Hello,
I'm DBA for several quite large postgres databases on debian servers. Current version:
PostgreSQL 9.2.6 on x86_64-unknown-linux-gnu, compiled by gcc (Debian 4.7.2-5) 4.7.2, 64-bit
but the problem I'm about to describe was discovered before upgrade, while running v9.2.4.
I have set up a cron-job that sends me daily reports on bloat amount in tables and indices, which I calculate using pg_stats, not pgstattuple, for performance and I/O reasons. If the bloat amount or percentage are big enough, I use pg_repack to get rid of it. At some point I noticed, that some tables keep showing up in the reports with the same amount of bloat, which pg_repack was seemingly unable to remove. Investigation showed that pgstattuple gave very different results than my bloat-finding query. Reason - for some tables there are some columns that never show up in pg_statistics.

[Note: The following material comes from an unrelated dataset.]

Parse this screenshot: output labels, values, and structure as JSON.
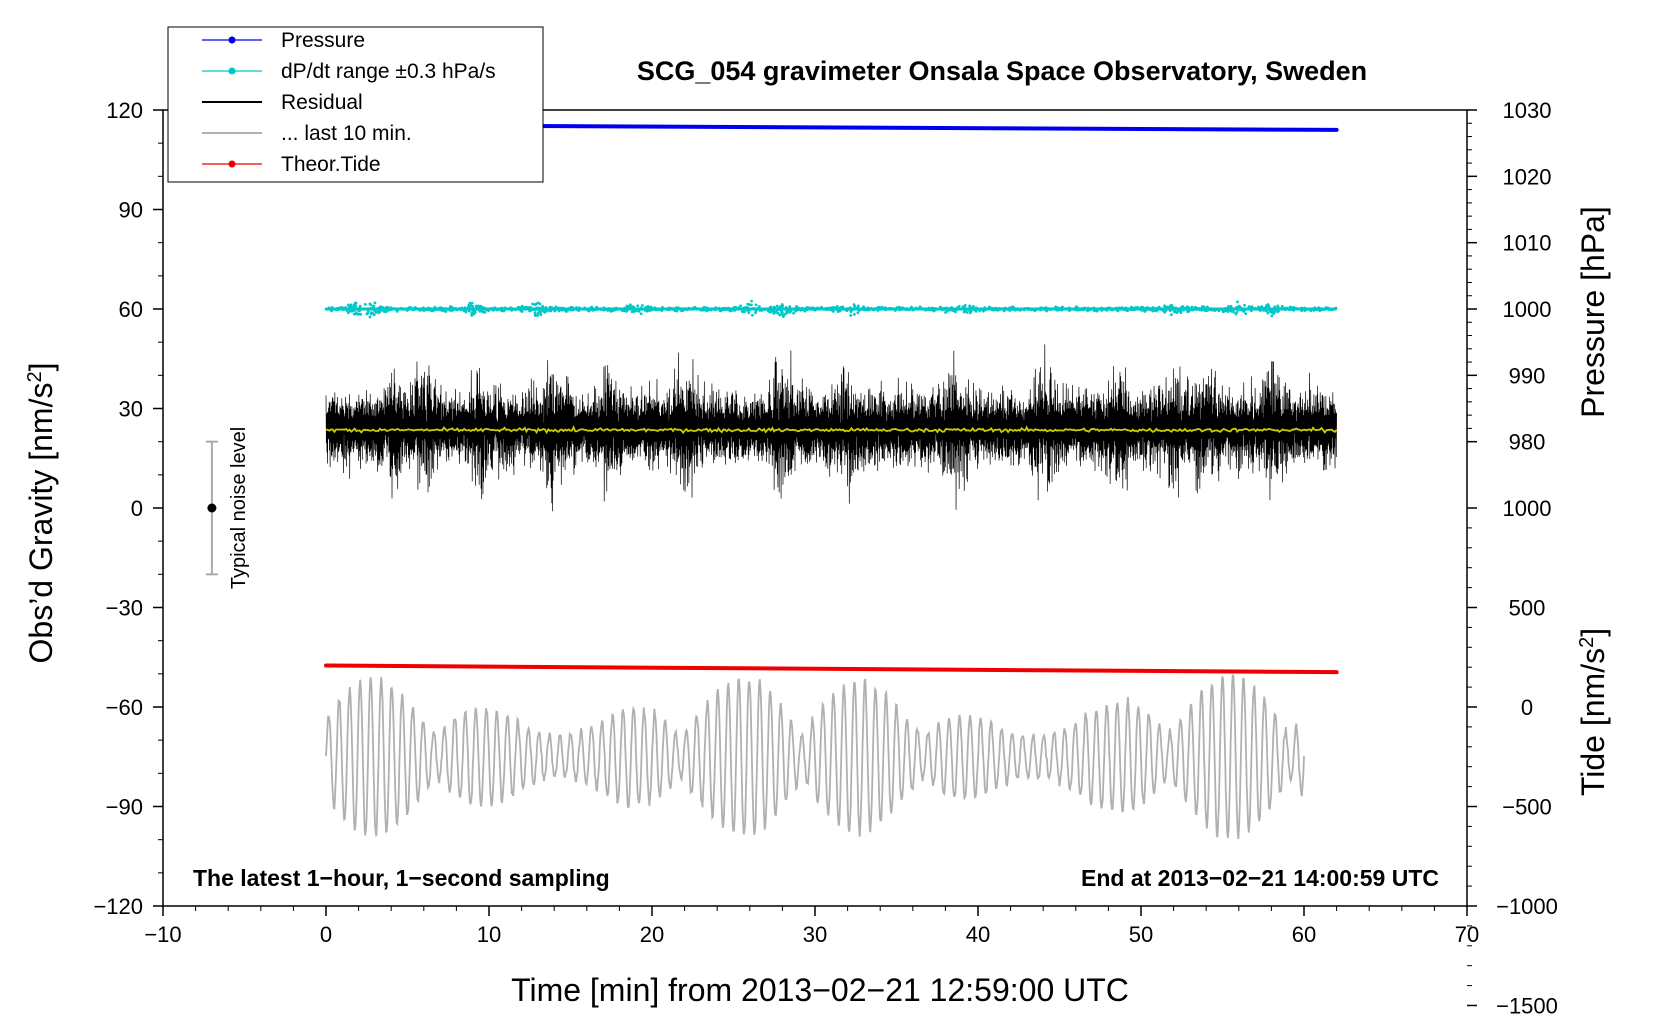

I'm going to give an example of a table that has this issue. I have vacuumed it, analyzed it, used "alter column set statistic" specifically on the missing column - no results. I hope someone has encountered this issue before or at least could give me some new ideas, why this is or how to fix it.
Here's the example:
# \d+ d3s_log
Table "public.d3s_log"
Column | Type | Modifiers | Storage | Stats target | Description
---------------+-----------------------------+------------------------------------------------------+----------+--------------+-------------
id | bigint | not null default nextval('d3s_log_id_seq'::regclass) | plain | |
users_id | integer | not null | plain | |
bet_id | integer | not null | plain | |
bet_state | integer | | plain | |
d3s_trans_id | character varying(255) | not null | extended | |
operation | d3s_operation_enum | not null | plain | |
created | timestamp without time zone | not null default now() | plain | |
success | boolean | not null | plain | |
response_time | timestamp without time zone | | plain | |
path | character varying(255) | default NULL::character varying | extended | |
params | text | | extended | |
request | text | | extended | 1000 |
response | text | | extended | |
Indexes:
"d3s_log_pkey" PRIMARY KEY, btree (id)
"d3s_log_bet_id_operation_success" btree (bet_id, operation, success)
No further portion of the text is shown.